I repeated the exercise for Shamela and found some interesting things—“Parson” and “Williams” are much more prominent, for example, suggesting that his character plays a more significant role in Shamela—but I’m not sure it worked correctly. Maybe the Project Gutenberg text is a different edition than the one we read, but I couldn’t find “vartue” anywhere and “virtue” was only used four times. Maybe I just exaggerated its use in our book in my head?

The fact that “honour” and similar words are used so often in Pamela supports Armstrong’s thesis that the qualifications for the desirability of a woman were in flux and shifting towards holding a woman’s moral character in high standing. It is also important to keep in mind, however, that “sir” is used 820 times and “master” 627 lest we get carried away with anointing Pamela a feminist novel or character.


Mapping Crusoe

2 min read

I had a good time with this—mostly laughing at MyMaps. Its mistakes are understandable, but amusing nonetheless. Of the eleven places MyMaps located in America, the only one it got right, as far as I can tell, was “America,” which apparently is on the border of Kansas and Oklahoma. Even better, according to the NER, “Blessed Virgin” is apparently a location. Understandably, MyMaps was unsure as to what to do with that. There were also numerous actual places that MyMaps wasn’t able to recognize due to spelling variations or other variables.

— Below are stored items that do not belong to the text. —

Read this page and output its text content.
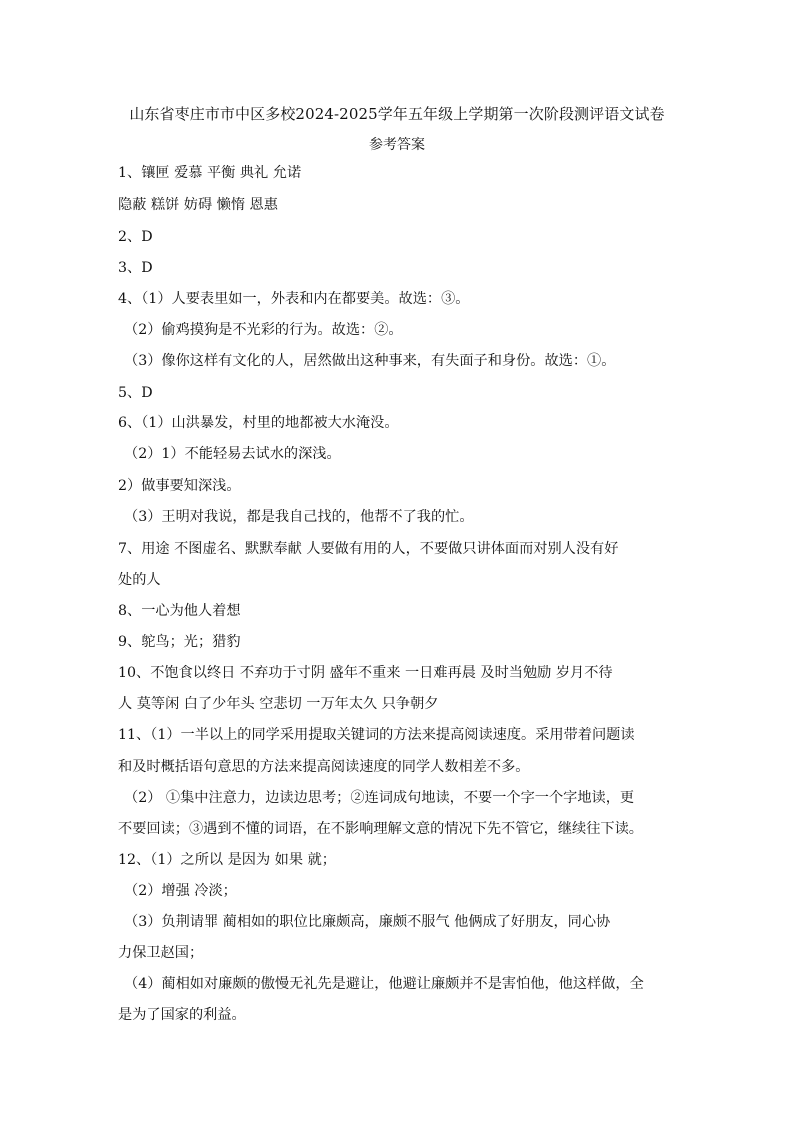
山东省枣庄市市中区多校2024-2025学年五年级上学期第一次阶段测评语文试卷
参考答案
1、镶匣 爱慕 平衡 典礼 允诺
隐蔽 糕饼 妨碍 懒惰 恩惠
2、D
3、D
4、（1）人要表里如一，外表和内在都要美。故选：③。
（2）偷鸡摸狗是不光彩的行为。故选：②。
（3）像你这样有文化的人，居然做出这种事来，有失面子和身份。故选：①。
5、D
6、（1）山洪暴发，村里的地都被大水淹没。
（2）1）不能轻易去试水的深浅。
2）做事要知深浅。
（3）王明对我说，都是我自己找的，他帮不了我的忙。
7、用途 不图虚名、默默奉献 人要做有用的人，不要做只讲体面而对别人没有好
处的人
8、一心为他人着想
9、鸵鸟；光；猎豹
10、不饱食以终日 不弃功于寸阴 盛年不重来 一日难再晨 及时当勉励 岁月不待
人 莫等闲 白了少年头 空悲切 一万年太久 只争朝夕
11、（1）一半以上的同学采用提取关键词的方法来提高阅读速度。采用带着问题读
和及时概括语句意思的方法来提高阅读速度的同学人数相差不多。
（2） ①集中注意力，边读边思考；②连词成句地读，不要一个字一个字地读，更
不要回读；③遇到不懂的词语，在不影响理解文意的情况下先不管它，继续往下读。
12、（1）之所以 是因为 如果 就；
（2）增强 冷淡；
（3）负荆请罪 蔺相如的职位比廉颇高，廉颇不服气 他俩成了好朋友，同心协
力保卫赵国；
（4）蔺相如对廉颇的傲慢无礼先是避让，他避让廉颇并不是害怕他，他这样做，全
是为了国家的利益。
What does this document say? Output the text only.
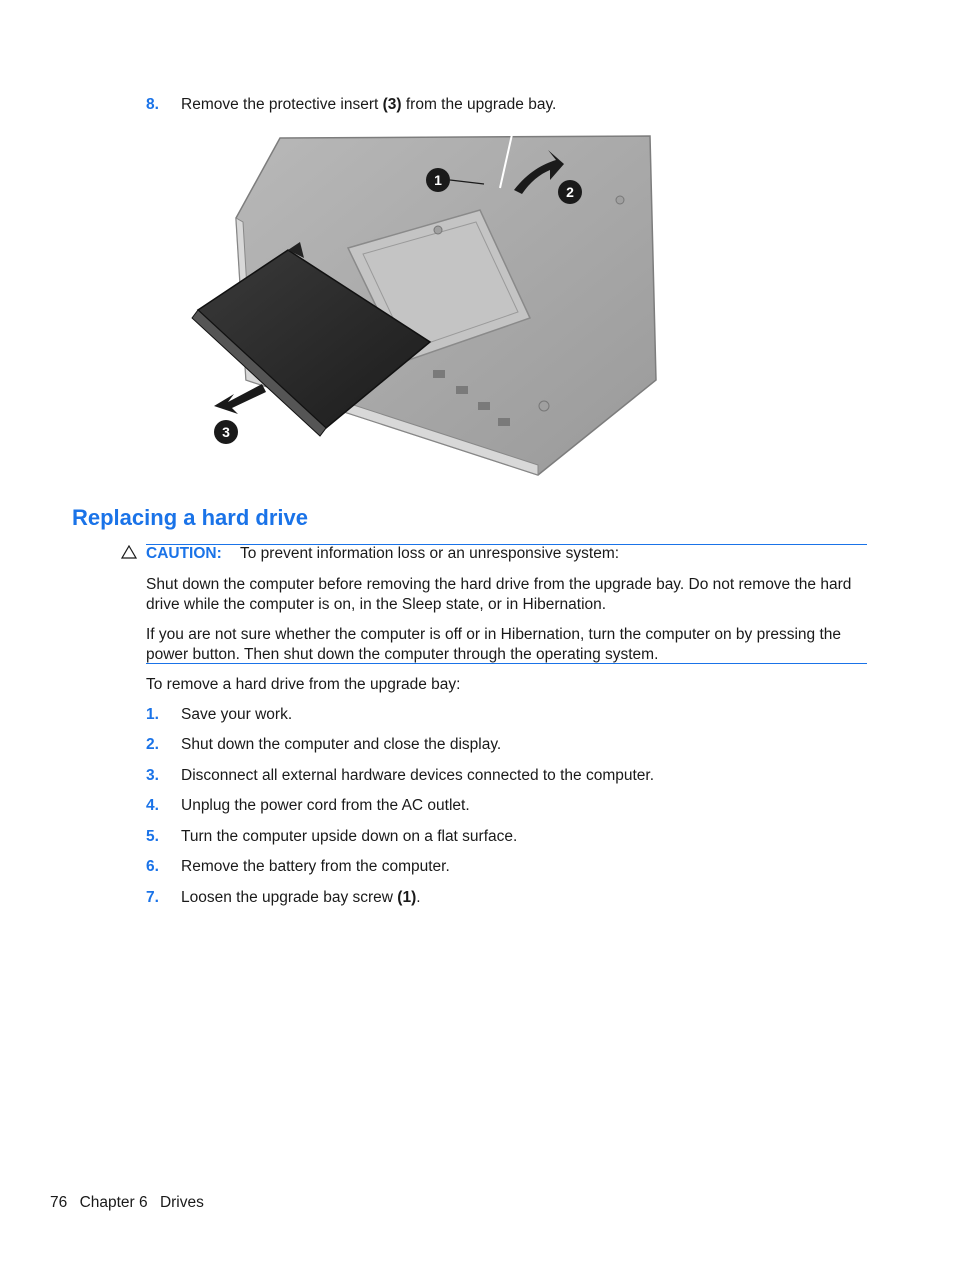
8. Remove the protective insert (3) from the upgrade bay.
1
2
3
Replacing a hard drive
CAUTION: To prevent information loss or an unresponsive system:

Shut down the computer before removing the hard drive from the upgrade bay. Do not remove the hard drive while the computer is on, in the Sleep state, or in Hibernation.

If you are not sure whether the computer is off or in Hibernation, turn the computer on by pressing the power button. Then shut down the computer through the operating system.

To remove a hard drive from the upgrade bay:

1. Save your work.
2. Shut down the computer and close the display.
3. Disconnect all external hardware devices connected to the computer.
4. Unplug the power cord from the AC outlet.
5. Turn the computer upside down on a flat surface.
6. Remove the battery from the computer.
7. Loosen the upgrade bay screw (1).
76 Chapter 6 Drives
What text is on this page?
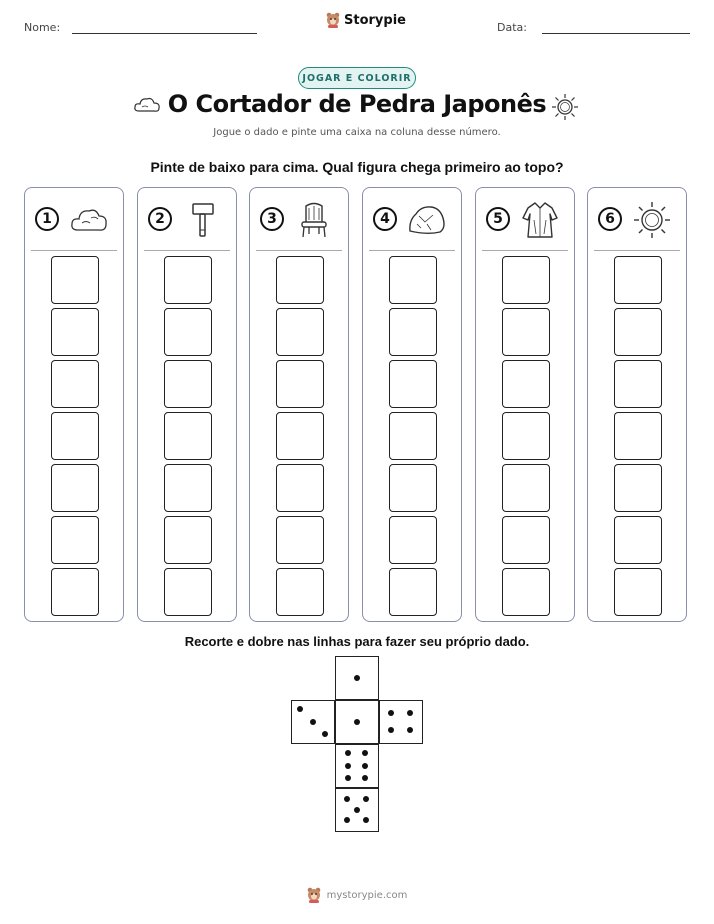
Nome:	Storypie	Data:
JOGAR E COLORIR
O Cortador de Pedra Japonês
Jogue o dado e pinte uma caixa na coluna desse número.
Pinte de baixo para cima. Qual figura chega primeiro ao topo?
1	2	3	4	5	6
Recorte e dobre nas linhas para fazer seu próprio dado.
mystorypie.com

Jokes and shortcomings of the programs aside, however, this exercise was interesting to me mostly because of what we discussed in class. Though Robinson Crusoe involves its fair share of traveling, Crusoe does not actually visit nearly as many places as Defoe mentions; perhaps this reflects a restlessness or curiosity of the age. This is purely speculative, but it would seem to make sense that the early 18th century was, in many ways, a period in flux between today’s globalized world and the isolation of previous centuries. Travel was difficult and not available to the everyday person, but, simultaneously, there was an awareness of other worlds that hadn’t existed before. Crusoe reflects that; he satisfies some of the curiosity through travel, but, due to the limitations of the time, his curiosity still outpaces his experience.